Desigualdade crescente e risco democrático, por Rodrigo Medeiros

Desigualdade crescente e risco democrático, por Rodrigo Medeiros

Entre os complexos desafios globais encontra-se a crescente desigualdade interna nos países. Uma recente publicação do McKinsey Global Institute (MGI), “Inequality: A persisting challenge and its implications”, de David Fine e outros, traz números e reflexões oportunas para o momento histórico (aqui). Como síntese, deve-se destacar que “a desigualdade não é um fenômeno novo, mas nos últimos anos ela ressurgiu como um ponto de inflamação social e política nas economias avançadas e além, alimentando a insatisfação pública”.

Não é preciso muito esforço intelectual para perceber como os dez anos de crise global ajudaram a reforçar as fissuras em muitas sociedades. Esse “novo normal”, de emergência da extrema direita em muitos países, causou a preocupação de muitos estudiosos. Destaco o instigante livro do cientista político David Runciman, “Como a democracia chega ao fim” (Todavia, 2018). De acordo com o professor da Universidade de Cambridge, “uma queixa comum contra a democracia do século XXI é que ela perdeu o controle sobre o poder corporativo. As grandes empresas açambarcam riqueza e influência. Fomentam a desigualdade. Espoliam o planeta. Não pagam seus impostos”.

Avaliada a partir de uma perspectiva mais ampla, a desigualdade global foi reduzida por conta dos crescimentos econômicos de China e Índia desde os anos 1980. A participação dos países de renda alta na riqueza global caiu de 80% em 2000 para 71% em 2014, enquanto a participação da riqueza em países de renda média subiu de 14% para 22%. De acordo com o documento do MGI, a desigualdade em muitos países avançados está se movendo no sentido oposto à tendência global de declínio da desigualdade entre os países. Em síntese, a distribuição de riqueza entre a população de um país é substancialmente mais desigual do que a distribuição de renda, que é mais desigual que a distribuição de consumo, baseada nas despesas de consumo. Nos países do G-7, as oportunidades continuam dependentes de atributos pessoais, de critérios como sexo, idade, etnia, antecedentes familiares e local de residência.
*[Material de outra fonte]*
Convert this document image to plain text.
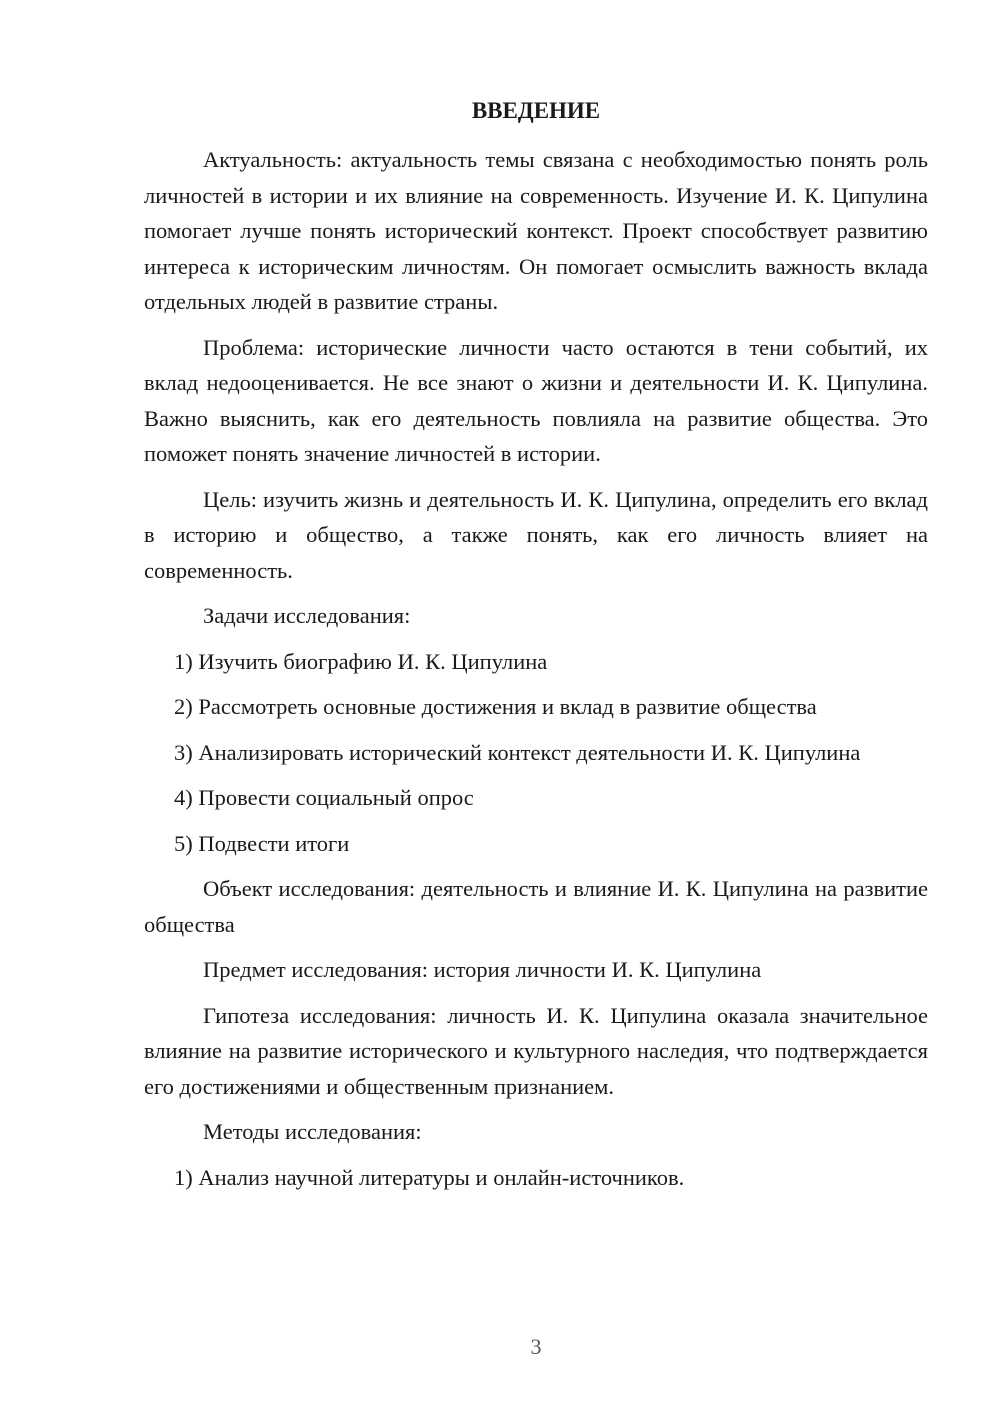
ВВЕДЕНИЕ

Актуальность: актуальность темы связана с необходимостью понять роль личностей в истории и их влияние на современность. Изучение И. К. Ципулина помогает лучше понять исторический контекст. Проект способствует развитию интереса к историческим личностям. Он помогает осмыслить важность вклада отдельных людей в развитие страны.

Проблема: исторические личности часто остаются в тени событий, их вклад недооценивается. Не все знают о жизни и деятельности И. К. Ципулина. Важно выяснить, как его деятельность повлияла на развитие общества. Это поможет понять значение личностей в истории.

Цель: изучить жизнь и деятельность И. К. Ципулина, определить его вклад в историю и общество, а также понять, как его личность влияет на современность.

Задачи исследования:

1) Изучить биографию И. К. Ципулина

2) Рассмотреть основные достижения и вклад в развитие общества

3) Анализировать исторический контекст деятельности И. К. Ципулина

4) Провести социальный опрос

5) Подвести итоги

Объект исследования: деятельность и влияние И. К. Ципулина на развитие общества

Предмет исследования: история личности И. К. Ципулина

Гипотеза исследования: личность И. К. Ципулина оказала значительное влияние на развитие исторического и культурного наследия, что подтверждается его достижениями и общественным признанием.

Методы исследования:

1) Анализ научной литературы и онлайн-источников.

3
Nesse sentido, o paraíso meritocrático se mostra uma grande ilusão na Terra.

Há ainda a real compreensão no presente de que as desigualdades de riqueza, renda e consumo podem prejudicar o crescimento econômico no longo prazo, dificultando as oportunidades educacionais, a formação de capital humano e a mobilidade intergeracional. Esse é um debate que esquentou desde a crise financeira de 2008 porque a crescente desigualdade deixou muitas pessoas para trás. Esses efeitos estão relacionados a um declínio nos empregos de média remuneração nas economias avançadas nas últimas três décadas. A desindustrialização explica parte desses problemas. Conforme consta no documento do MGI, “a desigualdade de renda e a estagnação salarial são causas de insatisfação particular. Quase a metade das pessoas entrevistadas em 16 economias avançadas acredita que a pessoa média em seu país está pior hoje do que há 20 anos”. O fato é que as pessoas não estão otimistas em relação ao futuro e as pesquisas mostram um declínio da confiança do público nos governos e nas instituições da sociedade. Esse é um contexto fértil para o extremismo de direita.
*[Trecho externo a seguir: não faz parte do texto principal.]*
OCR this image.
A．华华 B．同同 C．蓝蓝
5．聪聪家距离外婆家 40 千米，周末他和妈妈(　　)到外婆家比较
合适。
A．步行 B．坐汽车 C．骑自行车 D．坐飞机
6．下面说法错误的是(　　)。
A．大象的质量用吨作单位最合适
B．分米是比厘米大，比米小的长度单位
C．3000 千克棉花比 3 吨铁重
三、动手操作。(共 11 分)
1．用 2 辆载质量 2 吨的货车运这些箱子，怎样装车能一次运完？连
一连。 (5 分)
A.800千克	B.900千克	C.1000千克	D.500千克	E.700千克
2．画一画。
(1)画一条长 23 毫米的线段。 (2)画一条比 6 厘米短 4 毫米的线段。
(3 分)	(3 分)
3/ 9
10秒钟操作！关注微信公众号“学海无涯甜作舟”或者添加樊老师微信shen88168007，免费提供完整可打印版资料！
Digitalização e automação são frequentemente citadas como fatores no declínio da participação do trabalho na renda e representam desafios profundos no local de trabalho. Não convém olvidar que a carga tributária se tornou menos progressiva em diversos países em nome da globalização e da competitividade nacional ao longo dos últimos trinta anos. Segundo o documento do MGI, um novo consenso será necessário para melhorar a inclusão econômica. A cooperação multilateral terá que fazer parte desse consenso global, pois o atual clima de desconfiança nas instituições cria a urgência para construir coletivamente um novo consenso social e encontrar soluções efetivas para um futuro mais inclusivo.

No Brasil, por sua vez, um recente estudo do Centro de Políticas Sociais da Fundação Getúlio Vargas, o FGV Social, aponta para 17 trimestres nos quais a fatia mais abastada dos brasileiros se distancia cada vez mais da parcela mais carente (aqui). Em síntese, “enquanto a renda da metade mais pobre da população caiu cerca de 18%, somente o 1% mais rico teve quase 10% de aumento no poder de compra”. Em um contexto histórico que alguns preferem chamar de ótimo para as reformas institucionais, é preciso refletir sobre o conteúdo e os efeitos dessas reformas sobre o desenvolvimento socioeconômico e a democracia brasileira.